Lieber Klaus Wolschner! Der taz ist es immerhin in den letzten Jahren gelungen, durch eine differenziertere Berichterstattung im überregionalen Teil ihr frauenfeindliches Image schrittweise abzubauen. Du solltest da vielleicht bei Eurer Berliner Redaktion etwas Nachhilfeunterricht nehmen. Dein Artikel „Sozialstiftung kündigt unsozial“ mag ja in der Intention gut gemeint sein, aber ich kann mich darin beim besten Willen nicht wiederfinden.

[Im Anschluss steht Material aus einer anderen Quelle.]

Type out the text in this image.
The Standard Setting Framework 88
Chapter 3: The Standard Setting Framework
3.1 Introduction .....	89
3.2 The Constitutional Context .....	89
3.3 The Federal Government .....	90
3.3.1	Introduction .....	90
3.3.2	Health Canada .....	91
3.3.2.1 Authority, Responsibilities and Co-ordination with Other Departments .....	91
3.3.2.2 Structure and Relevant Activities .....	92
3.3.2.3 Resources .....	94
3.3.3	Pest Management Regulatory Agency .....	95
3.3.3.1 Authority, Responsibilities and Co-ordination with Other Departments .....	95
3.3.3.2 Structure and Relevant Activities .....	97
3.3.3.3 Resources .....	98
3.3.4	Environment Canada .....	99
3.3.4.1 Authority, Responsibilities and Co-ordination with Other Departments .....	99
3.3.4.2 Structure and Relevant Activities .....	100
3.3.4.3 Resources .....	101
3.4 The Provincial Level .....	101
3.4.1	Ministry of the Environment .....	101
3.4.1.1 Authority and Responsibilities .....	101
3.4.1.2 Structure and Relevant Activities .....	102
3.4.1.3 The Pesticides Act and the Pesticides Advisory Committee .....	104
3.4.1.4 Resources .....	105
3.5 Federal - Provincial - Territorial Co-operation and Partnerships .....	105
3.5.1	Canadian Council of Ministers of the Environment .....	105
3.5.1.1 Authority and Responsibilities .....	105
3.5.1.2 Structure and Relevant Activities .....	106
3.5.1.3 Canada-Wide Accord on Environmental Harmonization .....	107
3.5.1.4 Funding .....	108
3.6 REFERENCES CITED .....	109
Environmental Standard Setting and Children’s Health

Was ich Dir vorwerfe, ist Deine mehr als schlampige Recherche. Mein Bekanntheitsgrad in der SPD läßt sich ohne Zweifel an meiner inhaltlichen Arbeit messen. Ich bin seit 24 Jahren in der SPD aktiv und habe in den letzten Jahren vor allem für die gesellschaftliche Gleichstellung der Frauen gekämpft und zwar sowohl auf Landes als auf Bundesebene.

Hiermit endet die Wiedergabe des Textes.